Q: Do people have to pay upfront to stay in a hostel or shelter?
A: No. Most hostel rents are covered almost entirely by Housing Benefit, although most places require a small weekly amount (normally less than £10) to cover service such as heating. Hostels and other supported accommodation are very flexible in arranging these payments as long as people have at least got a claim in for benefits. The only exceptions to the above is if people are working, failed asylum seekers or people from central / Eastern Europe who haven't done a year's work 'on the books'. Even then all shelters are free to access.
Q: Do you come and give talks at churches / school assemblies / coffee mornings?
A: Yes, time permitting. Please contact us on 883613.
Q: Why don’t people just sort drinking / taking drugs and sort themselves out?!
A: Most people start taking drugs (especially Heroin) or drinking to escape from a problem or something in their past. When people manage to break the physical addiction of taking drugs / drinking they then have to face the problem that they were originally escaping from. This means that people frequently relapse and sometimes have to go round and round before sorting themselves out. Falling back into old social networks is another key reason why people don’t change.

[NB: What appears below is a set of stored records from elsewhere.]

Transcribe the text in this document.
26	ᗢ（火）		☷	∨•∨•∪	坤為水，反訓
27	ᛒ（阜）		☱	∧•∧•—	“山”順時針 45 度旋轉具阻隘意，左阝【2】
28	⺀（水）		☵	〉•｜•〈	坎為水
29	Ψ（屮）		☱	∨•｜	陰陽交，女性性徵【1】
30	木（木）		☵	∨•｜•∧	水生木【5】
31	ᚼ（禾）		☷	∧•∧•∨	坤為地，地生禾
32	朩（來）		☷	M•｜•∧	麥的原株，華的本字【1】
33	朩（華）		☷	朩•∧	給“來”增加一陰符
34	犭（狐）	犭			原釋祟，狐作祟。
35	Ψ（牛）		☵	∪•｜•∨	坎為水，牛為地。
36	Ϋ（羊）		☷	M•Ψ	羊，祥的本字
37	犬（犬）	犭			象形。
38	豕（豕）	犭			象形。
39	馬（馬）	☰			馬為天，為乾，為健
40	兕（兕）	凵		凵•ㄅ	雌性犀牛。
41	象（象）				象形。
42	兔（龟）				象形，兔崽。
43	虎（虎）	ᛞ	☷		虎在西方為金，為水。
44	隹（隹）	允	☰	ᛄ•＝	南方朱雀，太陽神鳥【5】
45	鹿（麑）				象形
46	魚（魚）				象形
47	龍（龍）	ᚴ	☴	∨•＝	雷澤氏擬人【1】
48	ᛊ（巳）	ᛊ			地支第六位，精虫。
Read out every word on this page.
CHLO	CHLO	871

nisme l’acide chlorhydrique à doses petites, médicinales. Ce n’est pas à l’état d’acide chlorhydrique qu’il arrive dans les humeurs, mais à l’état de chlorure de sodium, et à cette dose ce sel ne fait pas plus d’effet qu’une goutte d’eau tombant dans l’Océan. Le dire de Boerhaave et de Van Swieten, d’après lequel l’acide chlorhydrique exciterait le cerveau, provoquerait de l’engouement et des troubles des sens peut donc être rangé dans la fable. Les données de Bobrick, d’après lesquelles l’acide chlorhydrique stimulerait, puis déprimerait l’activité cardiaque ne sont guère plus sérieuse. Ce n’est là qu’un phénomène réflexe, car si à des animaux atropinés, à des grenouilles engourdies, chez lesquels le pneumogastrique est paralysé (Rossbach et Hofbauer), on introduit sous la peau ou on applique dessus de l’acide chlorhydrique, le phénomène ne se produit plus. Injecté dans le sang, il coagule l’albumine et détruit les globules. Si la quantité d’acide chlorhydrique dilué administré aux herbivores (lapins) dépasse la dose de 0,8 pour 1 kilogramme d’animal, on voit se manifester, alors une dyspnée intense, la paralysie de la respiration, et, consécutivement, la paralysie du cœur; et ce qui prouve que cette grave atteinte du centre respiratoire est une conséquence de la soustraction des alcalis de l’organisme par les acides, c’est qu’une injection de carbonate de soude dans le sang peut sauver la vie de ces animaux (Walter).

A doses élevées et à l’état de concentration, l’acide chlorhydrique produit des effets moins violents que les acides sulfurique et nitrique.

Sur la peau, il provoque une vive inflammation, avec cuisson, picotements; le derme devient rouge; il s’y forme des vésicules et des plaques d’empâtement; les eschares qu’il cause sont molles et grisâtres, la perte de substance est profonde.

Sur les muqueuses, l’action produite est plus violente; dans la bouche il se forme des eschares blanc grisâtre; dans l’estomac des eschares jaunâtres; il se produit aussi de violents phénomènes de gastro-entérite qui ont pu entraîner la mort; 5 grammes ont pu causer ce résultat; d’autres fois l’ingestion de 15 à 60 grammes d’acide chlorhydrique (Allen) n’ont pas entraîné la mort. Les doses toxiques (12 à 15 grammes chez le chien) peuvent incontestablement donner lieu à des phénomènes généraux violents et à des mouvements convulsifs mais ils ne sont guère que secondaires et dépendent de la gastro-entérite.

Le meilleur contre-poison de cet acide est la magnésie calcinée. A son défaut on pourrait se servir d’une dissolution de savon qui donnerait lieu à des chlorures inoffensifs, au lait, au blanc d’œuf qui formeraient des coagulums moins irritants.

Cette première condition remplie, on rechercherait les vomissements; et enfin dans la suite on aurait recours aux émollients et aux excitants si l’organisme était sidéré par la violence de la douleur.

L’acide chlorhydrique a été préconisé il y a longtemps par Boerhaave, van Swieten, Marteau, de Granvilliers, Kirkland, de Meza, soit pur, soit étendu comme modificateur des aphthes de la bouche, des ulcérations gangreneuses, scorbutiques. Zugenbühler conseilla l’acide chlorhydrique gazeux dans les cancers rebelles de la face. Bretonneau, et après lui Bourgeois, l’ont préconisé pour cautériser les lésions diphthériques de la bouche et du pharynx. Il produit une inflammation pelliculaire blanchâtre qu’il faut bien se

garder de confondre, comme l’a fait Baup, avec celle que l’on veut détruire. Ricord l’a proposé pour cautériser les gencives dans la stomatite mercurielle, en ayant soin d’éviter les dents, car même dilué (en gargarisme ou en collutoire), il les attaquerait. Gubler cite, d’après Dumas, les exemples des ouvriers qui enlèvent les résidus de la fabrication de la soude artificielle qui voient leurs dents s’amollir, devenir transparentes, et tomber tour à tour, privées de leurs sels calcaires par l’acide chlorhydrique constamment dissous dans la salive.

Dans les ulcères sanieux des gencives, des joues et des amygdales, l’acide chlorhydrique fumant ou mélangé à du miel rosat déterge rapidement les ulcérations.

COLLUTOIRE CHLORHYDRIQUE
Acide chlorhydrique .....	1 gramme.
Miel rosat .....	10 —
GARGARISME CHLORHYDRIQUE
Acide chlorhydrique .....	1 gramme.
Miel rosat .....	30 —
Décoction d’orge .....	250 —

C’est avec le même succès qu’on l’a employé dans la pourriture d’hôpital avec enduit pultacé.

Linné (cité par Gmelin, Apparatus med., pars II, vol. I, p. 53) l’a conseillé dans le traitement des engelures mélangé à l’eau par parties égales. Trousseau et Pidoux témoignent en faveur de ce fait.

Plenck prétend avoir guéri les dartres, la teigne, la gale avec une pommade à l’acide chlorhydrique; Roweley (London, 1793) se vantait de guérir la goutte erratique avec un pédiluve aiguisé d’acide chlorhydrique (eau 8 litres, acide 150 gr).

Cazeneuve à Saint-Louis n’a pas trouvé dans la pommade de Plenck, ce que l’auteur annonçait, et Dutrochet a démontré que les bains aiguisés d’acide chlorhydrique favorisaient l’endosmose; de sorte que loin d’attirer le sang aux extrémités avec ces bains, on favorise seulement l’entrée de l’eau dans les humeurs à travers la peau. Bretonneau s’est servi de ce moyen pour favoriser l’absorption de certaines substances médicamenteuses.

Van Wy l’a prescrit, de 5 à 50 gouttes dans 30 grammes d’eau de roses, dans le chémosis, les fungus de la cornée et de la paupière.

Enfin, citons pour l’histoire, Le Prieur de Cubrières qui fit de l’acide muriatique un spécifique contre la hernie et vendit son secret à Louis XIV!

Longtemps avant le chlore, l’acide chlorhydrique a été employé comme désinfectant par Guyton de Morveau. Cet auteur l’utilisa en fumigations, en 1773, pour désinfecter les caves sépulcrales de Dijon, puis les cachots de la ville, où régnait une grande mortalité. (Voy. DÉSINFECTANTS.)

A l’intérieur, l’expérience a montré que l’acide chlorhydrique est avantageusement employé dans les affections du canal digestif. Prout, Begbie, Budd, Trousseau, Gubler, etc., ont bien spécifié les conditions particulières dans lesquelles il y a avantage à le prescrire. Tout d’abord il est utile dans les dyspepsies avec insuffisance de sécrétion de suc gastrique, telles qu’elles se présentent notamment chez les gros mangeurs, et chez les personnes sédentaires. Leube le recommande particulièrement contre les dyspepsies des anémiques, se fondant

Having said this one of our values is that ‘people should take responsibility for their actions’. Drug and alcohol misuse might explain *why* something has happened, but it doesn’t excuse it. Challenging people and helping people to take responsibility for their actions can be empowering as they realise that they can take control of their lives.
Q: Doesn’t giving people food mean that they have more to spend on booze and drugs?
A: No, if you’re an addict your first priority is getting your fix and if that means not eating then so be it. We see meeting people’s basic physical needs as a way of engaging them and allowing us to build trusting relationships with them, so that when they’re ready to sort themselves out they know who to turn to.